Война с Польшею под знаменем церкви и веры, война, вытекавшая из событий, памятных русскому сердцу, хотя и не обнятых еще русским умом, пришлась по душе всем сословиям и состояниям. Царская земля, каковы бы ни были органы её чувства и мышления, сознавала важность момента. Томительное чувство недавнего еще бессилия, к которому привел ее иезуитский подкоп под русское престолонаследие, разразилось теперь общею готовностью жертвовать достоянием и жизнью за всенародное дело. В этой готовности вовсе не было того добровольного холопства, которым русские враги объясняют полное согласие народа с его верховною властью. Сравнительно с польскими сеймами, московская Земская Дума представляла сцену скромную, тихую, антилиберальную; но невозможное для Польши единодушие делало эту сцену величественною и по движению сердец, и по предчувствию грядущего величия России. Там в кажущейся свободе выражалось польское бессилие; здесь в кажущейся неволе пребывала русская сила.
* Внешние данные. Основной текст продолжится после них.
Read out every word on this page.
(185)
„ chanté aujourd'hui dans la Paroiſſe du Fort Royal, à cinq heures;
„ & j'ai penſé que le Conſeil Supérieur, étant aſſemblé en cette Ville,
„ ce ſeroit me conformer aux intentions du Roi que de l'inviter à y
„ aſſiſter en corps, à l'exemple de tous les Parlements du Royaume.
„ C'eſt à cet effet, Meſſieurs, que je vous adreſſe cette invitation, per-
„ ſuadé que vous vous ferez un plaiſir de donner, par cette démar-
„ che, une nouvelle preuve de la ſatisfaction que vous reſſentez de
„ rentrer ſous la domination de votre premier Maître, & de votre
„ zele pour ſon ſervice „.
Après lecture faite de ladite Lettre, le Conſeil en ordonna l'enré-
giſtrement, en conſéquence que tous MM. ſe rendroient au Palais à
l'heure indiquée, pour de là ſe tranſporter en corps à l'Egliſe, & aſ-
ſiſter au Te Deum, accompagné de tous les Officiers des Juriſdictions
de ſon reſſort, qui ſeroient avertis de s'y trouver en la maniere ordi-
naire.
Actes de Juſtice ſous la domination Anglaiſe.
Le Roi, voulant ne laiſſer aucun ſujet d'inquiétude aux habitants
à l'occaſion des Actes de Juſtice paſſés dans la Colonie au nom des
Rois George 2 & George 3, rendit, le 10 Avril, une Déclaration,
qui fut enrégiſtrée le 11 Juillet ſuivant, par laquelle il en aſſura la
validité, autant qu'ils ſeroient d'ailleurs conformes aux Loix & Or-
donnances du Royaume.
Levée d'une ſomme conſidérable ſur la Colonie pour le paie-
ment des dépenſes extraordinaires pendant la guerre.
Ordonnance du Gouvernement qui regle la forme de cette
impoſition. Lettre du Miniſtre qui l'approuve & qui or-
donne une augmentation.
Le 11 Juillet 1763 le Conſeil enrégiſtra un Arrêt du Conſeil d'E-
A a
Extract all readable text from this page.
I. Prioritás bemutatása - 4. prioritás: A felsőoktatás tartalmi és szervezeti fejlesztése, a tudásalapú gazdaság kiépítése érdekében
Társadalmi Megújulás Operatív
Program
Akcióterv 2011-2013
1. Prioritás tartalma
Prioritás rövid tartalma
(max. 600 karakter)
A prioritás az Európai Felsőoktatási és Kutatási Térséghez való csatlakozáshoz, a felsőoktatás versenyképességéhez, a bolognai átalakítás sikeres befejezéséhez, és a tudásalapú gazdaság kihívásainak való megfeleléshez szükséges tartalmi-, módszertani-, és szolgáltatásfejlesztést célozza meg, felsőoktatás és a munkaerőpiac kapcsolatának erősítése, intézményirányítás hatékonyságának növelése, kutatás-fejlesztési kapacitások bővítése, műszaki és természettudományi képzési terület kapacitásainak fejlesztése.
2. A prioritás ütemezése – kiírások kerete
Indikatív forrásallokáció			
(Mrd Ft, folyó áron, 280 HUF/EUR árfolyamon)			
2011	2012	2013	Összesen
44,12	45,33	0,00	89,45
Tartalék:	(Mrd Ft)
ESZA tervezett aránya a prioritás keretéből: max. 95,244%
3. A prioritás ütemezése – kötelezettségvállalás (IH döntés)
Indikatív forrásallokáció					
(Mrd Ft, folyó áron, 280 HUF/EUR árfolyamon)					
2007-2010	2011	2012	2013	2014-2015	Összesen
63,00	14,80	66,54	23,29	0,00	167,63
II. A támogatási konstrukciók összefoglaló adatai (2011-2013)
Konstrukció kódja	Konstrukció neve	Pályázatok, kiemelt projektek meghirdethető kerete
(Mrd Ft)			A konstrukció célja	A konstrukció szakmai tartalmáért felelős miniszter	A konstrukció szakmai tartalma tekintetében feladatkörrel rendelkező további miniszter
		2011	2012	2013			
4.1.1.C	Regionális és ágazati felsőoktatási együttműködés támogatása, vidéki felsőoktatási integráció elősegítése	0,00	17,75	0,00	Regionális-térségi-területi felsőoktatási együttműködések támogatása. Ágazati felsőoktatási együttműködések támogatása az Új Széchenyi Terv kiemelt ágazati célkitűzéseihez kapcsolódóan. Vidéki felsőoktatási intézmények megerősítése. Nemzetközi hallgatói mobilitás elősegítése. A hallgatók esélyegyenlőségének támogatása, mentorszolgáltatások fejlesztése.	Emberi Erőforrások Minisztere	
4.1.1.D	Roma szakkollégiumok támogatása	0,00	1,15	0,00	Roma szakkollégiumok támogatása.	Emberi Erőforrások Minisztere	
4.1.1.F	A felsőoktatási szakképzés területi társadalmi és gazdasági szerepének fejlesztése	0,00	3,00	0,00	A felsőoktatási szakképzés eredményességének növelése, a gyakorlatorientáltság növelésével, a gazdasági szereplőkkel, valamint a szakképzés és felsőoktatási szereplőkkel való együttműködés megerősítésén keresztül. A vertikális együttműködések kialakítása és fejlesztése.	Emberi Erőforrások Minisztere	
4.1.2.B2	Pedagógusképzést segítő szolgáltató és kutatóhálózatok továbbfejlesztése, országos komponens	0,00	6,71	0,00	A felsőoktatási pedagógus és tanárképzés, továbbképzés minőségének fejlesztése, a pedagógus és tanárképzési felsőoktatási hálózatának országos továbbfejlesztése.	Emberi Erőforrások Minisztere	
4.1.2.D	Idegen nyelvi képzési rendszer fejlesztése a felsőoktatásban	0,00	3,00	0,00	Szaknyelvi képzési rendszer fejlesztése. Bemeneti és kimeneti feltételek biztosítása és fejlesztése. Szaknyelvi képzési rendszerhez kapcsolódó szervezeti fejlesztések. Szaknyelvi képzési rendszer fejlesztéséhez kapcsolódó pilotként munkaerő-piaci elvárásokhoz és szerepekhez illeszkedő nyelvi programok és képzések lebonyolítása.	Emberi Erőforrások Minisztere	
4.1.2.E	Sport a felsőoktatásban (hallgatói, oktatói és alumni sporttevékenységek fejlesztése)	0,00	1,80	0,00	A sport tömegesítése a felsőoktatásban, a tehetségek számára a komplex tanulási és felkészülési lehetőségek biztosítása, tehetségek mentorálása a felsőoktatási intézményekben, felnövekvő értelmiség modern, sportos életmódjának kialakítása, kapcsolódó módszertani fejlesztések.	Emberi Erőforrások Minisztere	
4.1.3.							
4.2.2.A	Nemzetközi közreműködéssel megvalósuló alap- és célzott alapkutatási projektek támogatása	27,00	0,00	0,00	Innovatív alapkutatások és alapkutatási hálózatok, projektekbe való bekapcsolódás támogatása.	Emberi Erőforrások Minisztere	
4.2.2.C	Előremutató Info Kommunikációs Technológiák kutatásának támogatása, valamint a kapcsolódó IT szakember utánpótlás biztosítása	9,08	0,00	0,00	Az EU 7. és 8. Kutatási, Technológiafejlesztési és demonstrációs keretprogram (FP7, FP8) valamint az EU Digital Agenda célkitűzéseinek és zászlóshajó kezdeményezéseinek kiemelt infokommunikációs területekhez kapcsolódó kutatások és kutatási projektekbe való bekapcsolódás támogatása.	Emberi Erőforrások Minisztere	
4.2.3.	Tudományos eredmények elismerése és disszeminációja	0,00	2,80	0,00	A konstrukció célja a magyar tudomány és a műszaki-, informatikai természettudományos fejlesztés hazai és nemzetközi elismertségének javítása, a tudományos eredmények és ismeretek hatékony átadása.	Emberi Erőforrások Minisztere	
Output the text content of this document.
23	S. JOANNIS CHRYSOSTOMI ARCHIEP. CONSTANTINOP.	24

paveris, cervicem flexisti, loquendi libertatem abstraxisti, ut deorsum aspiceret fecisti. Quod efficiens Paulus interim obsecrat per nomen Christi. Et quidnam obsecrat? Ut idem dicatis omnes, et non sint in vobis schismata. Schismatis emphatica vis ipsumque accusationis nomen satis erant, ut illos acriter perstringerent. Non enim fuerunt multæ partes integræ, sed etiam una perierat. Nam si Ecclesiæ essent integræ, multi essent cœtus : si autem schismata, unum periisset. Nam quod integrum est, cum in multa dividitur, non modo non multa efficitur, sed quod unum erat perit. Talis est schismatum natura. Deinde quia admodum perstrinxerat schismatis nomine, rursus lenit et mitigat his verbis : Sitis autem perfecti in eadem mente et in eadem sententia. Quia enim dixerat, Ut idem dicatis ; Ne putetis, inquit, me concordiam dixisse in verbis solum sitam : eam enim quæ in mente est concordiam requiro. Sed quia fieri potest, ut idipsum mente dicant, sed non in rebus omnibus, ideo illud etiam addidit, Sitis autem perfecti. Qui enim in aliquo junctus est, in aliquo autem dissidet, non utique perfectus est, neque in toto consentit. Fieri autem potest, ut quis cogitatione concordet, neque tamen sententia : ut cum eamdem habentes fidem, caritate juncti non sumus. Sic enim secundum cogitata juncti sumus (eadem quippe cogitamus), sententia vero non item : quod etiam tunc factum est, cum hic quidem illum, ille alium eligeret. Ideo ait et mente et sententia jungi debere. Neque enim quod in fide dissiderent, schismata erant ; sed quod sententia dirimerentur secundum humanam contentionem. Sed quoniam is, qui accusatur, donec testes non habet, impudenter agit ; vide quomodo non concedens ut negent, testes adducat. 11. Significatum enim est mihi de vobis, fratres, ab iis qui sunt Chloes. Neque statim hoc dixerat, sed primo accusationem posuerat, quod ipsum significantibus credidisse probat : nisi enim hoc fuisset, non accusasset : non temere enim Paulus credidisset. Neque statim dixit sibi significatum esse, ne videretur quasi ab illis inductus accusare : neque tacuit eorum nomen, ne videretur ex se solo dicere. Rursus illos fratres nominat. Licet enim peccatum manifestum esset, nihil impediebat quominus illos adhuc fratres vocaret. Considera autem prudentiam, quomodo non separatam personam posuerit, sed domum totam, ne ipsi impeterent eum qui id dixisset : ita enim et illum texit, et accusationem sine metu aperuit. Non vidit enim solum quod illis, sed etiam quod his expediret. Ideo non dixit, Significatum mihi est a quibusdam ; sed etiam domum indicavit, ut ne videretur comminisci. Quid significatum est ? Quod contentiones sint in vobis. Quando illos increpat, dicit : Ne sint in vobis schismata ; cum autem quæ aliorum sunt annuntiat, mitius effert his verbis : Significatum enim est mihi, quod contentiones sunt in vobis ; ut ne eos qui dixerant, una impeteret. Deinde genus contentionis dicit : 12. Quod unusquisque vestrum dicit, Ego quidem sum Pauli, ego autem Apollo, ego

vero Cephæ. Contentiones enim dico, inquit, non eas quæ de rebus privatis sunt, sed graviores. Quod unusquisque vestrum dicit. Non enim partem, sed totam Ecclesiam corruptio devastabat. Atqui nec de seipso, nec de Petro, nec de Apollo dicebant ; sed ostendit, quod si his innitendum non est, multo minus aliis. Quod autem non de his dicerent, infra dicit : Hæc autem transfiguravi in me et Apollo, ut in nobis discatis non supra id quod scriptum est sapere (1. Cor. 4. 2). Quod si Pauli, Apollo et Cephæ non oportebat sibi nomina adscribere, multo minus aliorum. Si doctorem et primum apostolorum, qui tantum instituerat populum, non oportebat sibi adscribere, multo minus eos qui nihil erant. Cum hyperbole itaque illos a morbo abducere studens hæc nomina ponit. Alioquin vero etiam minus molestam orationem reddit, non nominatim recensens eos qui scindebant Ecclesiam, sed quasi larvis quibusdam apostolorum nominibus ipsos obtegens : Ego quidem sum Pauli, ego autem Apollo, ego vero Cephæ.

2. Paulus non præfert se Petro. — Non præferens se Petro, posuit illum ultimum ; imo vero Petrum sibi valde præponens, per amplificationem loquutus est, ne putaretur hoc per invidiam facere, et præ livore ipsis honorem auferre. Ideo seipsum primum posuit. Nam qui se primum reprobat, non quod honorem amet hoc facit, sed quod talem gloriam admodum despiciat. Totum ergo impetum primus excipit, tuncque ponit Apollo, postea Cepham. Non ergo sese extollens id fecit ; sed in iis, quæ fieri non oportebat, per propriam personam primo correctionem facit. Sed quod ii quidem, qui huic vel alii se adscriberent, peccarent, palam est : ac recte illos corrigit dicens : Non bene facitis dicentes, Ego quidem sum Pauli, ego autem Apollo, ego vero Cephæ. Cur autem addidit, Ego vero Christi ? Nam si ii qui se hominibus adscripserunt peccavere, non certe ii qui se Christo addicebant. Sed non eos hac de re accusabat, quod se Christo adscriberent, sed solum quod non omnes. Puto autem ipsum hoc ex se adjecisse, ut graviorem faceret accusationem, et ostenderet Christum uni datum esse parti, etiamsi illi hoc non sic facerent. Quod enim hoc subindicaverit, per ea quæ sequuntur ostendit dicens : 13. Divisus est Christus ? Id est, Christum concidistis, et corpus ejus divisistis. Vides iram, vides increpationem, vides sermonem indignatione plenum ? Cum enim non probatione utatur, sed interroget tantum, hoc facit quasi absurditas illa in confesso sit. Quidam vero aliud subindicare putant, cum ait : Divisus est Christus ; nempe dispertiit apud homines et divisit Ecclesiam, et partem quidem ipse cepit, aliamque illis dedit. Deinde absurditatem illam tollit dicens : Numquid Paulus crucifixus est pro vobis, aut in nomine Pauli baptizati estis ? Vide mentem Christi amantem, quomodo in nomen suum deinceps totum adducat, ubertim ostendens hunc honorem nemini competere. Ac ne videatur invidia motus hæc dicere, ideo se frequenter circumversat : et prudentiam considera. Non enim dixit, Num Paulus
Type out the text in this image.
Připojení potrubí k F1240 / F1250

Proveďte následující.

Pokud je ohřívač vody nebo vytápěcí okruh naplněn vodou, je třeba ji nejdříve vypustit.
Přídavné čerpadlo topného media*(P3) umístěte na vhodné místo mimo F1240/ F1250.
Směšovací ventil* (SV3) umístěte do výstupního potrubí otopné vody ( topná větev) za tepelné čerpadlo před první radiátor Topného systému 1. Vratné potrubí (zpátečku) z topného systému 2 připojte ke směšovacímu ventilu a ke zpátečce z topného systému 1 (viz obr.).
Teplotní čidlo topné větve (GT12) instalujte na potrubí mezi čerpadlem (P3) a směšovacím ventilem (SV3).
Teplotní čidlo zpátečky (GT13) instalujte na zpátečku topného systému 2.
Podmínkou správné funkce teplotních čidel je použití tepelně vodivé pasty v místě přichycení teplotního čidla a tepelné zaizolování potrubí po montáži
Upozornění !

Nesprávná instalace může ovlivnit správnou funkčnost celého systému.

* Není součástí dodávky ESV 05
Там обнаруживалась дряхлость шляхетского равенства; здесь чувствовалась юность общего соподчинения. Там течение политической жизни видимо приходило к своему концу; здесь оно только начиналось, и широким началом пророчило развитие беспредельное. Но самую разительную противоположность между той и другой сценами составляли религиозные знаменатели обеих. В польском правительствующем собрании высшие представители церкви ораторствовали в качестве государственных сановников. В московской Земской Думе, патриарх, окруженный церковным синклитом, возвысил голос только для того, чтобы благословить своего царя и всю его державу на подвиг освобождения древней русской земли от иноземной власти, обещая просить Бога, Пресвятую Богородицу и всех Святых о помощи и одолении.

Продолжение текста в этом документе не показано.